I struggled with writing when I joined the workplace. It was such a shift from academia, where I had mastered the art of showing my understanding of specific subject material to my professors in 10 to 15 page increments. Now, I had a boss who regularly ripped my work to shreds. He seemed gleeful when cutting out all of my unique insights and carefully crafted phrases. In a few short months, I was convinced that I had made a horrible career choice and was doomed to return to living with my parents. However, I eventually swallowed my pride and began to realize that my boss, while still a jerk, not only knew more about writing than I did, but was actually trying to show me how to be successful.
Why Do We Dread Writing At Work?
- Writing at work can be tedious. It’s often not creative.
- Writing can also be intimidating, especially for many of us who secretly suffer from the imposter syndrome. We worry about being judged by our colleagues and supervisors. The pressure of deadlines ramps up the intimidation factor.
- The fear of looking stupid and the pressure of deadlines can often lead us to rely on jargon to appear more sophisticated.
We’re not in academia or the military anymore
Most of my clients learned how to write either in college or in the military–joys of living and working in the Washington DC area. These two fields are not known for clear and concise writing.
- Academia: Student use writing to prove to their professors their mastery of specific subjects. Writing becomes a journey of discovery. Students often pick up bad writing habits to stretch their work to meet page length requirements.
- The Military: Military writing appears based on the premise that cumbersome wording makes the author sound sophisticated. Just read anything from DOD if you doubt this 🙂
The Workplace Is A Different World
- You don’t need to prove your expertise. Your company wouldn’t have hired you if they thought you were an idiot.
- Your reader is busy. S/he doesn’t want to go on a journey of discovery. Your writing is one more thing on the to-do list.
- You probably want your audience to take some sort of action.
Pause Before You Start Writing
- Identify the purpose of your writing: are you providing a regular update, flagging a new development, or warning
- Think about your audience: how much detail do they need; where are they in the decisionmaking process; and what actions do you want them to take?
What To Include And Exclude Roadmap
Include what’s important
- What is happening now?
- What factors contribute to this development?
- How will the likely outcome of this change affect the audience?
- What can be done to mitigate or enhance this change?
Exclude what is interesting, but not critical.
- Background into previous decisions can be put into an appendix.
- Follow the rule of three: provide no more than examples or pieces of evidence. Anything more is overkill for the busy reader.
Let’s look at an example.
- Let’s say you want to warn your team that the new design program is preventing the company from meeting customer deadlines.

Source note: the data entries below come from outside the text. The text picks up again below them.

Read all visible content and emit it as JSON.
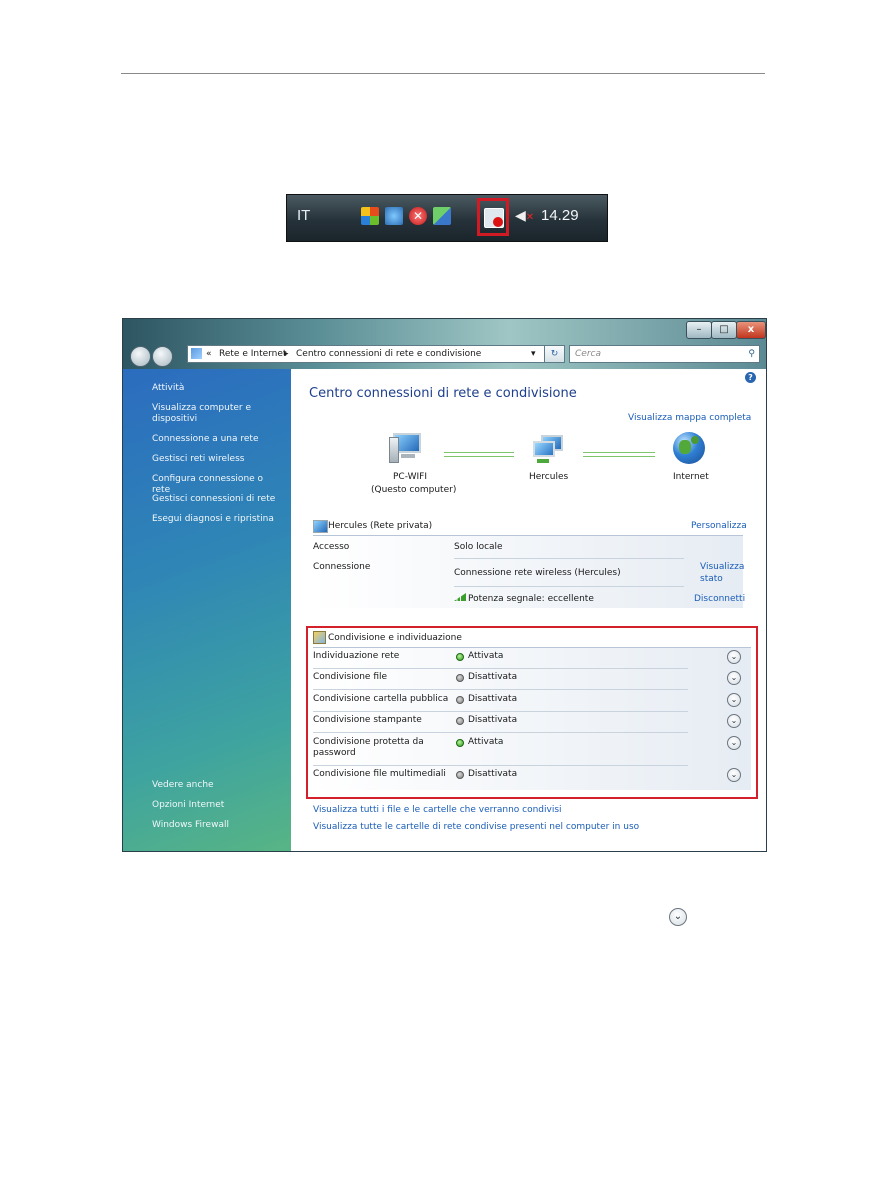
{
  "tray": {
    "language": "IT",
    "clock": "14.29",
    "icons": [
      "windows-update-icon",
      "messenger-icon",
      "error-shield-icon",
      "network-status-icon",
      "network-disconnected-icon",
      "volume-muted-icon"
    ]
  },
  "window": {
    "controls": {
      "minimize": "–",
      "maximize": "□",
      "close": "x"
    },
    "address": {
      "chevron": "«",
      "crumb1": "Rete e Internet",
      "separator": "▸",
      "crumb2": "Centro connessioni di rete e condivisione",
      "dropdown": "▾"
    },
    "refresh": "↻",
    "search_placeholder": "Cerca",
    "sidebar": {
      "tasks_title": "Attività",
      "tasks": [
        "Visualizza computer e dispositivi",
        "Connessione a una rete",
        "Gestisci reti wireless",
        "Configura connessione o rete",
        "Gestisci connessioni di rete",
        "Esegui diagnosi e ripristina"
      ],
      "see_also_title": "Vedere anche",
      "see_also": [
        "Opzioni Internet",
        "Windows Firewall"
      ]
    },
    "main": {
      "help": "?",
      "title": "Centro connessioni di rete e condivisione",
      "map_link": "Visualizza mappa completa",
      "map": {
        "pc_line1": "PC-WIFI",
        "pc_line2": "(Questo computer)",
        "router": "Hercules",
        "internet": "Internet"
      },
      "network": {
        "name": "Hercules (Rete privata)",
        "customize": "Personalizza",
        "access_label": "Accesso",
        "access_value": "Solo locale",
        "connection_label": "Connessione",
        "connection_value": "Connessione rete wireless (Hercules)",
        "view_status_1": "Visualizza",
        "view_status_2": "stato",
        "signal": "Potenza segnale: eccellente",
        "disconnect": "Disconnetti"
      },
      "sharing": {
        "title": "Condivisione e individuazione",
        "rows": [
          {
            "label": "Individuazione rete",
            "status": "Attivata",
            "on": true
          },
          {
            "label": "Condivisione file",
            "status": "Disattivata",
            "on": false
          },
          {
            "label": "Condivisione cartella pubblica",
            "status": "Disattivata",
            "on": false
          },
          {
            "label": "Condivisione stampante",
            "status": "Disattivata",
            "on": false
          },
          {
            "label": "Condivisione protetta da password",
            "status": "Attivata",
            "on": true
          },
          {
            "label": "Condivisione file multimediali",
            "status": "Disattivata",
            "on": false
          }
        ]
      },
      "bottom_links": [
        "Visualizza tutti i file e le cartelle che verranno condivisi",
        "Visualizza tutte le cartelle di rete condivise presenti nel computer in uso"
      ]
    }
  },
  "chevron_glyph": "⌄",
  "colors": {
    "highlight_red": "#d3202b",
    "link_blue": "#1a5db8",
    "title_blue": "#1e3f8c"
  }
}
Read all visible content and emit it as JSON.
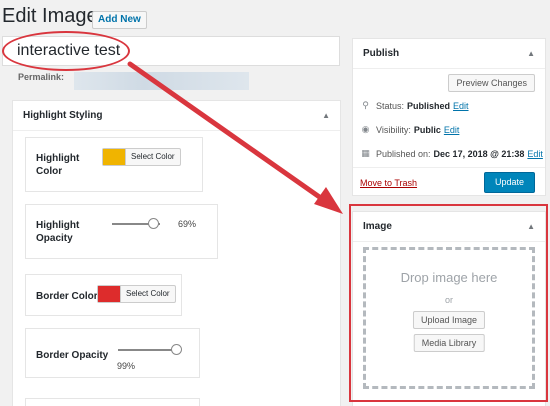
{
  "header": {
    "title": "Edit Image",
    "add_new": "Add New"
  },
  "post": {
    "title_value": "interactive test",
    "permalink_label": "Permalink:"
  },
  "highlight_styling": {
    "title": "Highlight Styling",
    "highlight_color_label": "Highlight Color",
    "highlight_color": "#f0b400",
    "select_color": "Select Color",
    "highlight_opacity_label": "Highlight Opacity",
    "highlight_opacity_value": "69%",
    "highlight_opacity_fraction": 0.69,
    "border_color_label": "Border Color",
    "border_color": "#dd2c2c",
    "border_opacity_label": "Border Opacity",
    "border_opacity_value": "99%",
    "border_opacity_fraction": 0.99
  },
  "publish": {
    "title": "Publish",
    "preview": "Preview Changes",
    "status_label": "Status:",
    "status_value": "Published",
    "visibility_label": "Visibility:",
    "visibility_value": "Public",
    "published_label": "Published on:",
    "published_value": "Dec 17, 2018 @ 21:38",
    "edit": "Edit",
    "trash": "Move to Trash",
    "update": "Update"
  },
  "image": {
    "title": "Image",
    "drop_text": "Drop image here",
    "or": "or",
    "upload": "Upload Image",
    "media_library": "Media Library"
  },
  "colors": {
    "accent": "#0085ba",
    "annotation": "#d9363e",
    "link": "#0073aa"
  }
}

- First describe how bad the delay is.
- Then explain how the new program is causing the delay.
- Next, detail how the probable outlook for this delay is likely to affect your reader. For example, the delay, which will probably worsen in the next two months, could cause us to face contract penalties for missed deadlines
- Outline what can done to mitigate this delays. Perhaps more training for the team or working with IT to address any technical issues.

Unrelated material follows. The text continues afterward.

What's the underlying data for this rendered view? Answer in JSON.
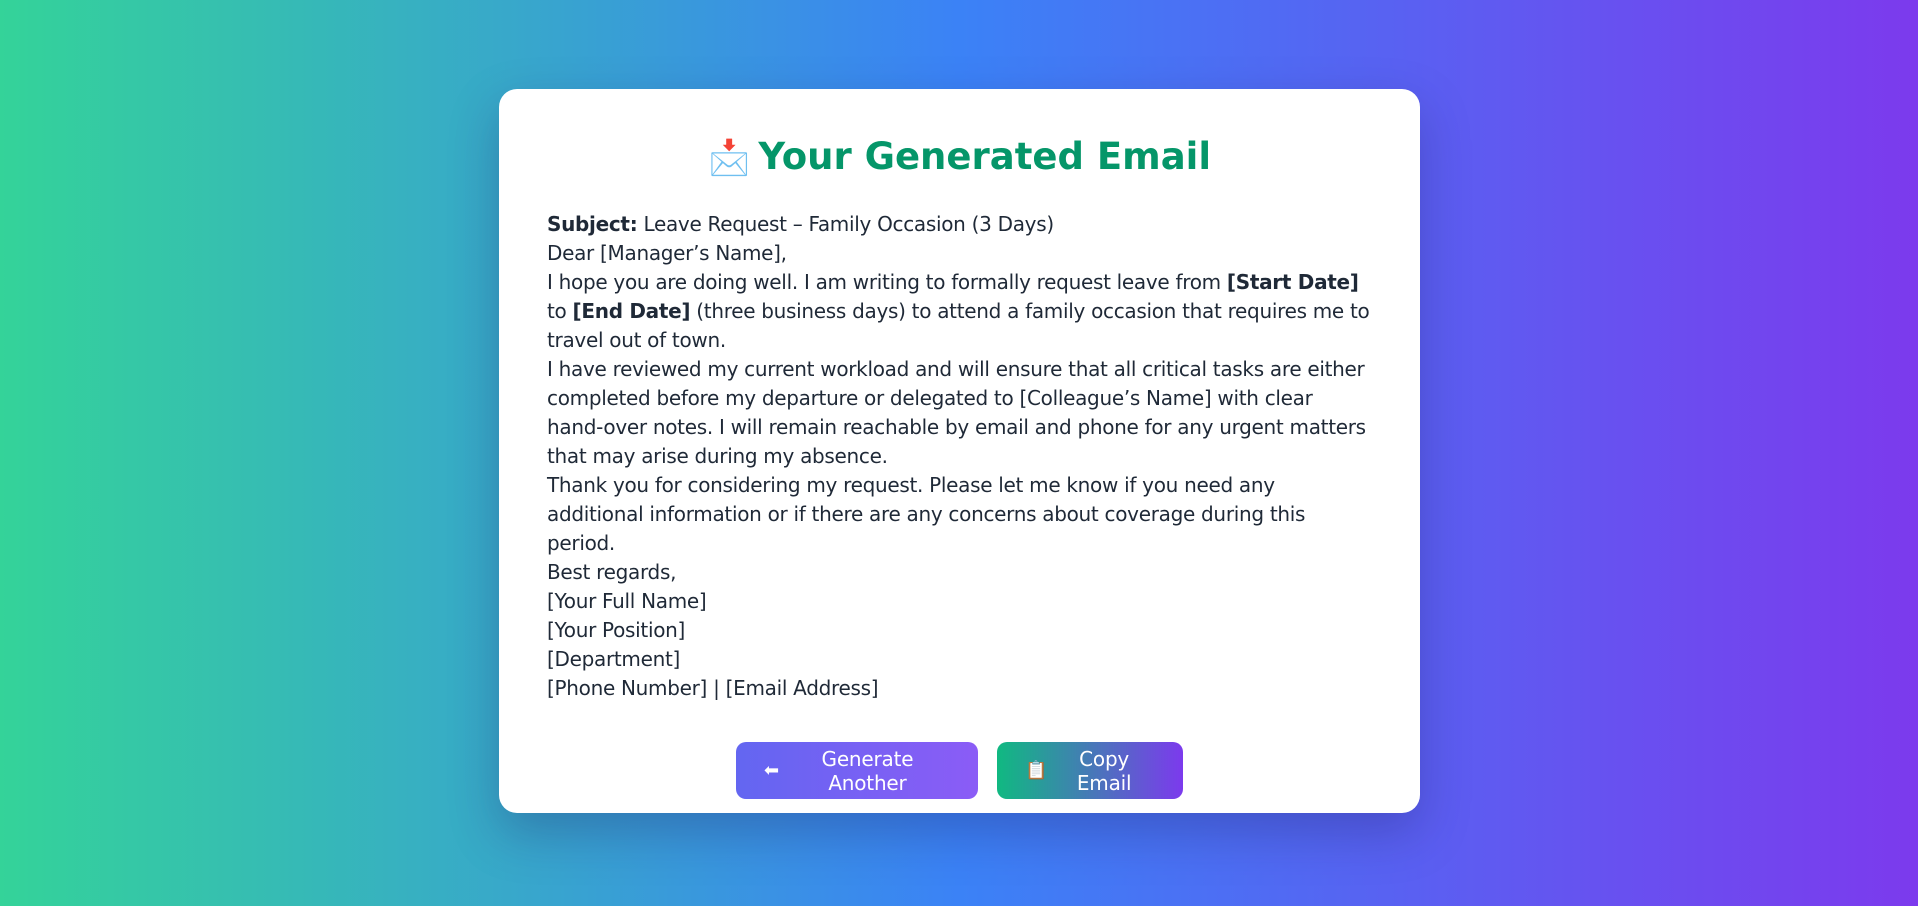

- Interesting, but not critical details should be excluded or moved to an appendix. For example, the background on why the firm chose this specific design program. or how the new program is affecting the billing office.
Now Start Writing
- Use your “include and exclude roadmap” as an outline for your writing
- Start each paragraph with a strong, analytic topic sentence
- Remember writing in the workplace isn’t a journey of discovery. Many of your readers probably will only skim your writing. Robust topic sentences ensures they will get they key points you’re conveying.
- Follow the fractal rule: One key thought per sentence. One overarching key thought per paragraph. The more complicated you make your sentences and paragraphs, the more likely you are to bore or lose your reader.

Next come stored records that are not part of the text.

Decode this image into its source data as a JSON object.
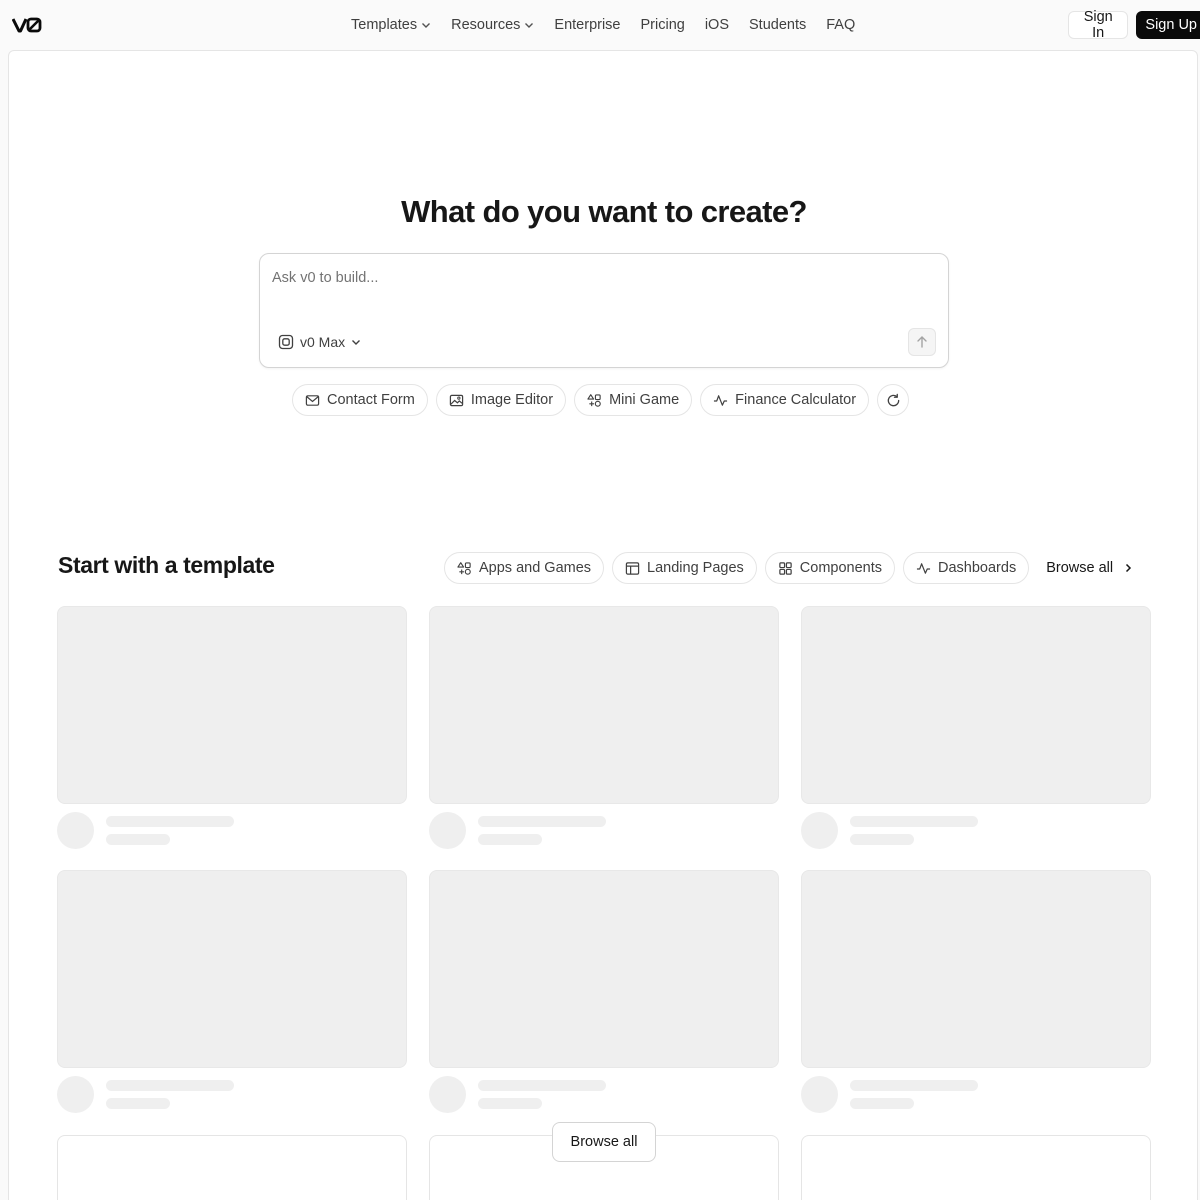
{
  "brand": {
    "logo": "v0-logo-icon"
  },
  "nav": {
    "items": [
      {
        "label": "Templates",
        "has_dropdown": true
      },
      {
        "label": "Resources",
        "has_dropdown": true
      },
      {
        "label": "Enterprise"
      },
      {
        "label": "Pricing"
      },
      {
        "label": "iOS"
      },
      {
        "label": "Students"
      },
      {
        "label": "FAQ"
      }
    ]
  },
  "auth": {
    "sign_in": "Sign In",
    "sign_up": "Sign Up"
  },
  "hero": {
    "title": "What do you want to create?",
    "prompt_placeholder": "Ask v0 to build...",
    "model": "v0 Max",
    "send_icon": "arrow-up-icon"
  },
  "suggestions": [
    {
      "label": "Contact Form",
      "icon": "mail-icon"
    },
    {
      "label": "Image Editor",
      "icon": "image-icon"
    },
    {
      "label": "Mini Game",
      "icon": "shapes-icon"
    },
    {
      "label": "Finance Calculator",
      "icon": "activity-icon"
    }
  ],
  "refresh_icon": "refresh-icon",
  "templates": {
    "title": "Start with a template",
    "filters": [
      {
        "label": "Apps and Games",
        "icon": "shapes-icon"
      },
      {
        "label": "Landing Pages",
        "icon": "layout-icon"
      },
      {
        "label": "Components",
        "icon": "grid-icon"
      },
      {
        "label": "Dashboards",
        "icon": "activity-icon"
      }
    ],
    "browse_all": "Browse all",
    "browse_all_button": "Browse all"
  },
  "colors": {
    "background": "#fafafa",
    "panel": "#ffffff",
    "border": "#e5e5e5",
    "skeleton": "#efefef",
    "text": "#171717",
    "muted": "#737373",
    "primary_button": "#0a0a0a"
  }
}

Tips to Avoid Clunky Writing
- Try to limit most of your sentences to 30 words. The average leader tends to lose focus after that. Most of subvocalize, that is we silently say the words in our heads when we read.
- Stick with active voice as much as possible. This subject verb construct leads to shorter, more direct sentences.
- Avoid filler phrases like in order to.
- Limit the use of adjectives and adverbs. You can often replace them with better word choices. Negatively impacted vs hurt.
- Minimize multiple verbs. Select the most important action. Compare Susan designed, tested, and deployed the new program vs Susan designed the new program.
- Stick with Germanic derived words. Use vs utilize. Help vs facilitate.
- Avoid repeating the same word or derivations of in a single sentence. We went to the French restaurant because my friend loves French cuisine. vs We went to the French restaurant because my friend loves the cuisine.
- Limit use of jargon or trendy phrases. Ask yourself if all of your audience will be familiar specific phrases. Business cliches risk alienating your audience and smack of inauthenticity. I tell my clients that leverage is this decade’s pro-active. Other eye-rolling inducing phrases include think outside the box, expect the unexpected, and I don’t have the bandwith.
Spellcheck Is Not Your Only Friend
- Self-edit your work.
- Spellcheck is great, but it won’t catch missing words or properly spelled, but wrong words such as asses vs assess.
- Print and read your writing out loud.
- Ask a colleague to provide a sanity check.